U.S. SECURITIES AND EXCHANGE COMMISSION
Litigation Release No. 19601 / March 8, 2006
Securities and Exchange Commission v. Michael A. Liberty, et al., Civil Action No. 06-cv-1030 (E.D. Pa.)
SEC Charges Michael A. Liberty and Investment Advisers with Fraud Involving Public Pension Funds
The Securities and Exchange Commission ("Commission") announced that, on March 8, 2006, it filed a civil action in the United States District Court for the Eastern District of Pennsylvania against Michael A. Liberty, Kieran J. Dale, and Keystone V Partners, L.P. ("Keystone Partners"), Keystone Venture Management Holdings, Inc. ("Keystone Holdings"), Keystone V Management Co., Inc. ("KVMC") (collectively, the "Corporate Defendants"), and John R. Regan and Peter E. Ligeti. The Commission's Complaint alleges that from 1997 through February 2002, Liberty, Dale and the Corporate Defendants engaged in a fraudulent scheme to misappropriate more than $9 million from Keystone Venture V, L.P. ("Keystone V" or the "Fund"), a Philadelphia-based private venture capital fund whose largest investors were public pension funds, including the City of Philadelphia Board of Pensions and Retirement, the Pennsylvania State Employees Retirement System, and the State of Connecticut Retirement Plans and Trust Funds. The funds were diverted to Liberty and others associated with him. Without admitting or denying the allegations of the Complaint, each of the defendants except Liberty agreed to the settlements described below.

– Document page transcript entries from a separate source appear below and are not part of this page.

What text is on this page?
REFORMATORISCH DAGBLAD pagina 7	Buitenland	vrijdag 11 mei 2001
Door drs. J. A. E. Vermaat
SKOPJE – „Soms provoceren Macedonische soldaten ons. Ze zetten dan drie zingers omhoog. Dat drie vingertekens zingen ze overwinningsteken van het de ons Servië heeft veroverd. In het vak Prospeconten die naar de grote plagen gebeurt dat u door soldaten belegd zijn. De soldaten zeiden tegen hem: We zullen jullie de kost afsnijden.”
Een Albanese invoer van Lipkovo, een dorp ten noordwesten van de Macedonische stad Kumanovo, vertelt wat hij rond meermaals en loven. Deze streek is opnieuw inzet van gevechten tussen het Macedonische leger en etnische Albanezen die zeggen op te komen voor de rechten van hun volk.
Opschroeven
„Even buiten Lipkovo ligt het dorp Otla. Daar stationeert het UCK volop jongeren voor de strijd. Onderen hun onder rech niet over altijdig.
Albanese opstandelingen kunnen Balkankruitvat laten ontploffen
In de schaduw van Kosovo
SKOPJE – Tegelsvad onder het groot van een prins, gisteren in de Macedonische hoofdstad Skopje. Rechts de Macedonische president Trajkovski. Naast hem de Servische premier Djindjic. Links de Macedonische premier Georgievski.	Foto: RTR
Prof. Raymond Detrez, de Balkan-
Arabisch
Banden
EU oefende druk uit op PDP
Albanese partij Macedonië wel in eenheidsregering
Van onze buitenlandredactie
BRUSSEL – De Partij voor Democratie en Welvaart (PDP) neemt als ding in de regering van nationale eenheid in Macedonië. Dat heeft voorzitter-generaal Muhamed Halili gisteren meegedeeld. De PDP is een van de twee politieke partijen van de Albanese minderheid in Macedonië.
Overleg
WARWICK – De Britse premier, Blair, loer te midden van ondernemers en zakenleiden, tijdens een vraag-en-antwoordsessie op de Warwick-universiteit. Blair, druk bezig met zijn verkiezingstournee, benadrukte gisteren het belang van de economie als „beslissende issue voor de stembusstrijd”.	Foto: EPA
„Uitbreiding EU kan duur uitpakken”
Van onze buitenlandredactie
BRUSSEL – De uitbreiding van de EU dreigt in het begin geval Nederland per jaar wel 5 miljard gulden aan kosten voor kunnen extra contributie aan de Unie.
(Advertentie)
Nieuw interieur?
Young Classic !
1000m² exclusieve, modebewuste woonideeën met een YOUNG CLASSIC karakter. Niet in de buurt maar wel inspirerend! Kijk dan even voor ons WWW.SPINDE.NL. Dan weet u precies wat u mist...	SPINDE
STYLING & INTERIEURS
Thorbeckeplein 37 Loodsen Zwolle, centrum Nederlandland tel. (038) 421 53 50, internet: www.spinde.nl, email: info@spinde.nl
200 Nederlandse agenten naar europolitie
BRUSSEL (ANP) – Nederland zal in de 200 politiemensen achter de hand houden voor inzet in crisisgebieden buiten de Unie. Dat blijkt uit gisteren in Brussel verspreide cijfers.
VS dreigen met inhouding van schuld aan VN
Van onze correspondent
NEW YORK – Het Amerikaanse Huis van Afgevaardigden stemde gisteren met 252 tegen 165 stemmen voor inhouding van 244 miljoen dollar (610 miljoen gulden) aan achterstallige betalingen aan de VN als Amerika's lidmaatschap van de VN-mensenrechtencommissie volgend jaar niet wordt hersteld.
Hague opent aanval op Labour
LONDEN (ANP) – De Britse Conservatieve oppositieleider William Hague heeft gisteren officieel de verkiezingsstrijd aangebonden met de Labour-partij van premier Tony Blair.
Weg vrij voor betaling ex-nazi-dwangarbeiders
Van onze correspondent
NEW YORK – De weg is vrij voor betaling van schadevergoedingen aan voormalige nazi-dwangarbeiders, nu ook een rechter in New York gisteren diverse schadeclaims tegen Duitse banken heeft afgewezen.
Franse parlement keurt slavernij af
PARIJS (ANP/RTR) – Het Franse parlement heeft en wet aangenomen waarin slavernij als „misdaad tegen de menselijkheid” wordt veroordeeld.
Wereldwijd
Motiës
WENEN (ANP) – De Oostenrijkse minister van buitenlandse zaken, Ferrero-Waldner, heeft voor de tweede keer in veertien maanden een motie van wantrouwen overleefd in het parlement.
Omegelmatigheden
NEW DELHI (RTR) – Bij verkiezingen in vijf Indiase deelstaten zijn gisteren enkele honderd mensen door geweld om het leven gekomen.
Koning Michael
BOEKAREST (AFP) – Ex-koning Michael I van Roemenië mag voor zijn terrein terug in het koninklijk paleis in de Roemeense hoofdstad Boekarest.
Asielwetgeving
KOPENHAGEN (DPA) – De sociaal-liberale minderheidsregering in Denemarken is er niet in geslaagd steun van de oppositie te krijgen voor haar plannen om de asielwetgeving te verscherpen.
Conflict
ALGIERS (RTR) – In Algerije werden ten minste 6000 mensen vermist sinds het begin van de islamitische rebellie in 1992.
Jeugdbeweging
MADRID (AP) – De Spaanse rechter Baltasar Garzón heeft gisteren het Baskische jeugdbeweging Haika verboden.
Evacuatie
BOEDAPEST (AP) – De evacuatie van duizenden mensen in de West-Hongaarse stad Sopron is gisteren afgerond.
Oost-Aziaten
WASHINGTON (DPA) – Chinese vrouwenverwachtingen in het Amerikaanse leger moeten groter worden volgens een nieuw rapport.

The Complaint alleges that Dale, a resident of Downingtown, Pennsylvania, and the Corporate Defendants, all of whom were investment advisers to Keystone V, and Liberty, of Gray, Maine, who was a representative of two limited partners, concealed the misappropriation of funds by creating false and misleading financial statements that reflected the funds as legitimate investments and that were then disseminated to existing and prospective limited partners of the Fund.
The Complaint further alleges that Regan, of Clarendon Hills, Illinois and Ligeti, of Princeton Junction, New Jersey, also investment advisers to Keystone V, discovered evidence of Dale's misconduct in 2000, but failed to disclose it to the limited partners of the Fund until late 2001. Furthermore, along with Dale and the Corporate Defendants, Regan and Ligeti entered into a settlement agreement with Liberty in or around March 2001 releasing Liberty from any liability to the Fund. Regan and Ligeti did not disclose the existence of this settlement agreement until February 2002. While failing to disclose this material information, Dale, Regan, Ligeti and the Corporate Defendants issued capital calls and continued to solicit and sell limited partnership interests.
The Complaint alleges that Dale and the Corporate Defendants violated Section 17(a) of the Securities Act of 1933, Section 10(b) of the Securities Exchange Act of 1934, and Rule 10b-5 thereunder, and Sections 206(1) and 206(2) of the Investment Advisers Act of 1940; that Liberty violated Section 17(a) of the Securities Act, and violated, or aided and abetted violations of, Section 10(b) of the Exchange Act and Rule 10b-5 thereunder, and aided and abetted violations of Sections 206(1) and 206(2) of the Advisers Act; and that Regan and Ligeti violated Section 17(a)(2) of the Securities Act and Section 206(2) of the Advisers Act. The Complaint seeks permanent injunctions, disgorgement together with prejudgment interest, and civil penalties.
Without admitting or denying the allegations of the Complaint, all of the defendants except Liberty have consented to the entry of a final judgment permanently enjoining them from engaging in the violations set forth above. Dale will be ordered to pay disgorgement of $1,365,711, together with prejudgment interest, but payment will be waived, and a civil penalty will not be imposed, based on Dale's sworn financial statements submitted to the Commission. Regan and Ligeti will be ordered to pay disgorgement in the amount of $1.00 each, and a civil penalty of $50,000 each. The Commission's action against Liberty is continuing.
Dale has also consented to a Commission Order, based on the entry of the permanent injunction, which bars him from association with any investment adviser.